Warum Frauen besser riechen können

Der weibliche Riechkolben, der Geruchsinformationen aus der Nase an das Gehirn weiterleitet, enthält eine deutlich höhere Zahl an Zellen als der von Männern
Der Riechkolben (eingekreiste Struktur im Hirnscan) leitet Geruchsinformationen von der Nase zum Gehirn.
Der Riechkolben (eingekreiste Struktur im Hirnscan) leitet Geruchsinformationen von der Nase zum Gehirn.
© Roberto Lent
Rio de Janeiro (Brasilien) - Frauen reagieren empfindlicher auf Gerüche, können einzelne Duftstoffe sicherer identifizieren und sich besser an einen bestimmten Geruch erinnern. Für diese wahrscheinlich angeborenen Unterschiede haben brasilianische Forscher jetzt eine plausible biologische Erklärung gefunden: Frauen verfügen über fast 50 Prozent mehr Nervenzellen in ihren Riechkolben als Männer. Die Riechkolben sind Strukturen des vorderen Gehirns, die Geruchssignale von der Riechschleimhaut der Nase in die Hirnteile weiterleiten, in denen die Geruchswahrnehmung erfolgt. Die gemessene größere Zelldichte sei ein indirekter Hinweis auf eine bessere Funktion der Nervenzellen, schreiben die Wissenschaftler im Fachblatt „PLoS One”. Dieser Zusammenhang müsse aber noch durch direktere Messungen der Zellfunktion, beispielsweise der Synapsendichte, bestätigt werden.

„Es erscheint sinnvoll anzunehmen, dass die größere Zahl an Neuronen im Riechkolben den Frauen eine bessere Riechleistung ermöglicht“, sagt Roberto Lent von der Federal University of Rio de Janeiro. Sein Forscherteam entnahm Riechkolben aus den Gehirnen von sieben Männern und elf Frauen, die im Alter zwischen 55 und 94 Jahren verstorben waren. Die Testpersonen hatten weder unter einer Demenz noch unter anderen neurologischen Krankheiten oder psychischen Störungen gelitten. Mithilfe einer speziellen Technik ermittelten die Forscher für jede Probe den Gehalt an Neuronen und anderen Hirnzellen, sogenannten Gliazellen. Obwohl das Gewicht der Riechkolben bei Männern und Frauen gleichen Alters nahezu gleich war, ergaben sich überraschend große Unterschiede in den Zellzahlen.
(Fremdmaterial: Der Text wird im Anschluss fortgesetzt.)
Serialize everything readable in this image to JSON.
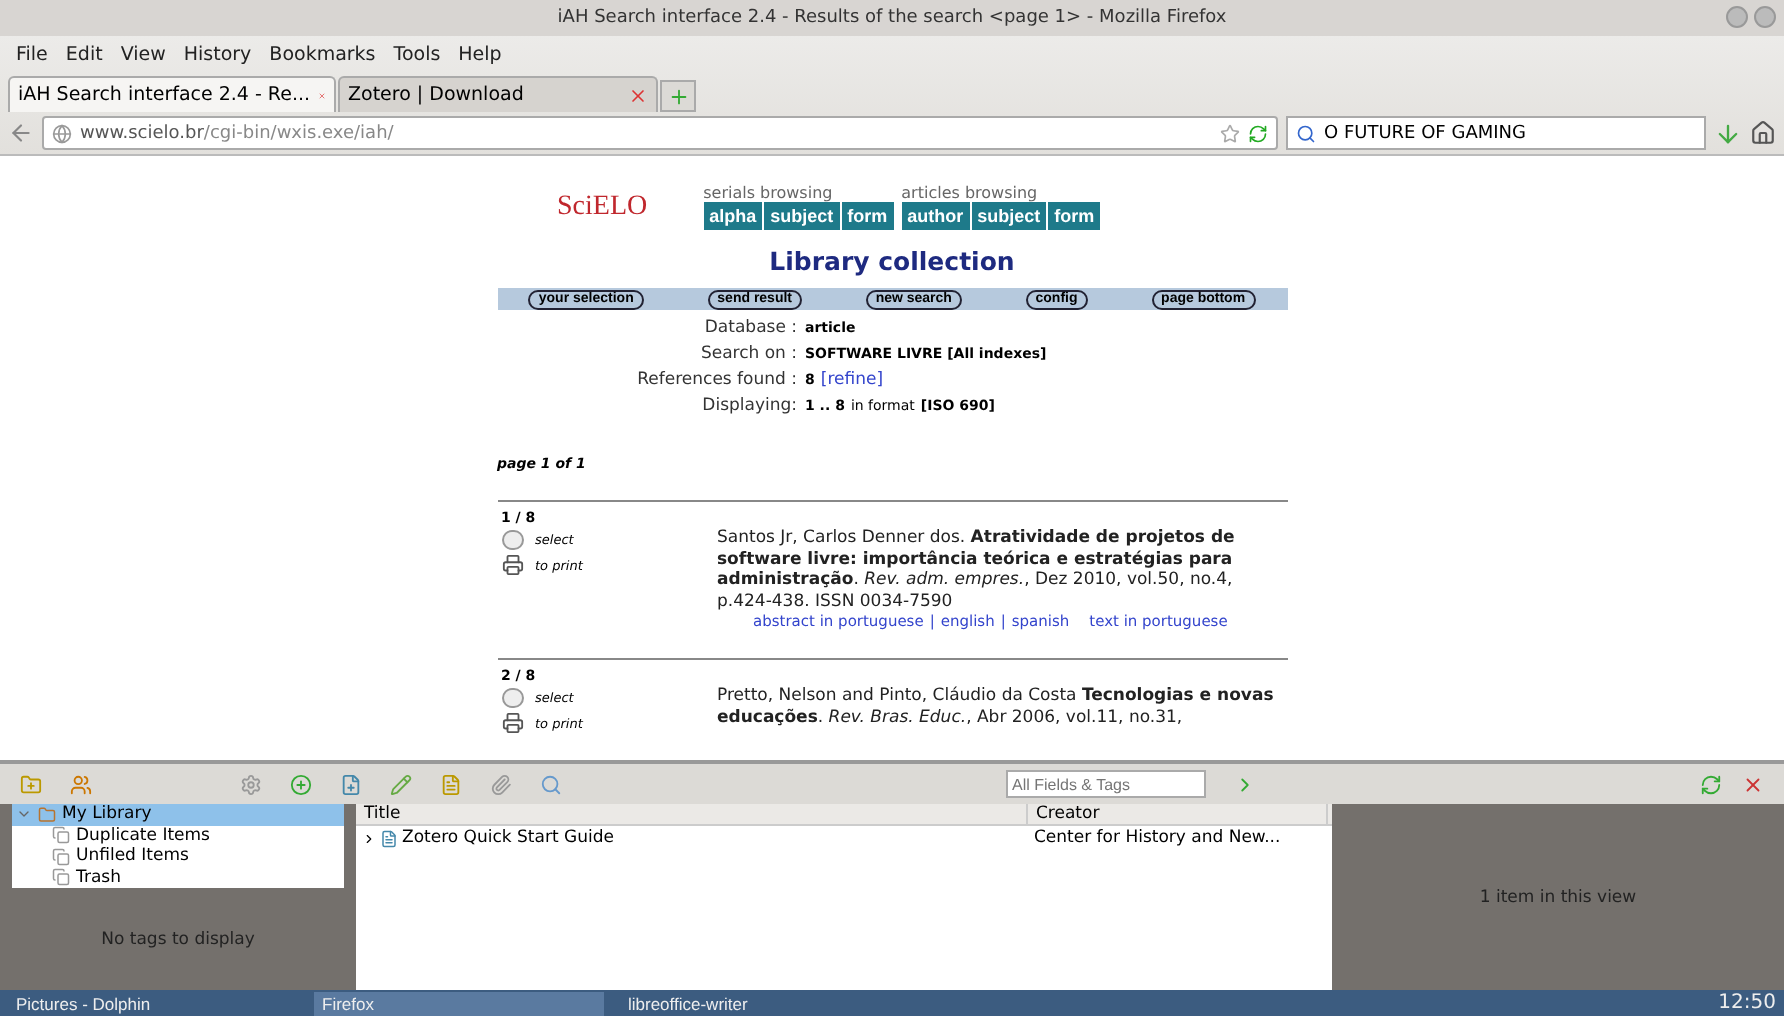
{
  "window": {
    "title": "iAH Search interface 2.4 - Results of the search <page 1> - Mozilla Firefox"
  },
  "menu": [
    "File",
    "Edit",
    "View",
    "History",
    "Bookmarks",
    "Tools",
    "Help"
  ],
  "tabs": [
    {
      "label": "iAH Search interface 2.4 - Re...",
      "selected": true
    },
    {
      "label": "Zotero | Download",
      "selected": false
    }
  ],
  "address": {
    "host": "www.scielo.br",
    "path": "/cgi-bin/wxis.exe/iah/"
  },
  "search": {
    "value": "O FUTURE OF GAMING"
  },
  "page": {
    "logo": "SciELO",
    "nav_groups": [
      {
        "label": "serials browsing",
        "buttons": [
          "alpha",
          "subject",
          "form"
        ]
      },
      {
        "label": "articles browsing",
        "buttons": [
          "author",
          "subject",
          "form"
        ]
      }
    ],
    "heading": "Library collection",
    "actions": [
      "your selection",
      "send result",
      "new search",
      "config",
      "page bottom"
    ],
    "info": [
      {
        "label": "Database :",
        "value": "article"
      },
      {
        "label": "Search on :",
        "value": "SOFTWARE LIVRE [All indexes]"
      },
      {
        "label": "References found :",
        "value": "8",
        "link": "[refine]"
      },
      {
        "label": "Displaying:",
        "value": "1 .. 8",
        "extra": "in format",
        "format": "[ISO 690]"
      }
    ],
    "pager": "page 1 of 1",
    "records": [
      {
        "index": "1 / 8",
        "select": "select",
        "print": "to print",
        "checked": false,
        "separator": "|",
        "citation": "Santos Jr, Carlos Denner dos. **Atratividade de projetos de software livre: importância teórica e estratégias para administração**. *Rev. adm. empres.*, Dez 2010, vol.50, no.4, p.424-438. ISSN 0034-7590",
        "links": [
          [
            "abstract in portuguese",
            "english",
            "spanish"
          ],
          [
            "text in portuguese"
          ]
        ]
      },
      {
        "index": "2 / 8",
        "select": "select",
        "print": "to print",
        "checked": false,
        "citation": "Pretto, Nelson and Pinto, Cláudio da Costa **Tecnologias e novas educações**. *Rev. Bras. Educ.*, Abr 2006, vol.11, no.31,"
      }
    ]
  },
  "zotero": {
    "search_placeholder": "All Fields & Tags",
    "collections": [
      {
        "label": "My Library",
        "selected": true,
        "expanded": true,
        "children": [
          {
            "label": "Duplicate Items",
            "selected": false
          },
          {
            "label": "Unfiled Items",
            "selected": false
          },
          {
            "label": "Trash",
            "selected": false
          }
        ]
      }
    ],
    "tags_empty": "No tags to display",
    "columns": [
      "Title",
      "Creator"
    ],
    "items": [
      {
        "title": "Zotero Quick Start Guide",
        "creator": "Center for History and New..."
      }
    ],
    "count": "1 item in this view"
  },
  "taskbar": {
    "tasks": [
      {
        "label": "Pictures - Dolphin",
        "selected": false
      },
      {
        "label": "Firefox",
        "selected": true
      },
      {
        "label": "libreoffice-writer",
        "selected": false
      }
    ],
    "clock": "12:50"
  }
}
Die Gesamtzahl der Zellen eines Riechkolbens war bei den Frauen um 43 Prozent höher als bei den Männern. Für die Neuronen betrug die Differenz sogar 49 Prozent. Eine größere Zelldichte ist zwar generell kein Beweis für die bessere Funktion eines Gewebes. Im Fall von Hirngewebe sei dieser Zusammenhang allerdings sehr wahrscheinlich, schreiben die Autoren. Eindeutiger wäre die Schlussfolgerung, wenn sich auch nachweisen ließe, dass bei Frauen die Zahl an Synapsen, also Verbindungsstellen zwischen den Neuronen, höher liegt. Das sei aber mit den derzeit verfügbaren Mitteln noch nicht möglich.

Der Unterschied der Geschlechter in der Riechleistung hat sich als unabhängig vom Alter erwiesen und ist auch nicht durch den Einfluss der Geschlechtshormone zu erklären. Auch die Zahl der Riechsinneszellen und deren Rezeptoren in der Nase ist bei Männern und Frauen gleich. Die unterschiedliche Qualität des Geruchssinns muss demnach durch die Art der Signalweiterleitung und –verarbeitung zustande kommen, woran der Riechkolben beteiligt ist. Bleibt die Frage, warum die Evolution Frauen zu einem besseren Geruchssinn verholfen hat. Möglicherweise war für sie die Wahrnehmung und Bewertung des Körpergeruchs von besonders großer Bedeutung für ihren Fortpflanzungserfolg: Eine gute Nase könnte geholfen haben, den passenden Partner zu finden und so die Überlebenschancen der Kinder zu verbessern.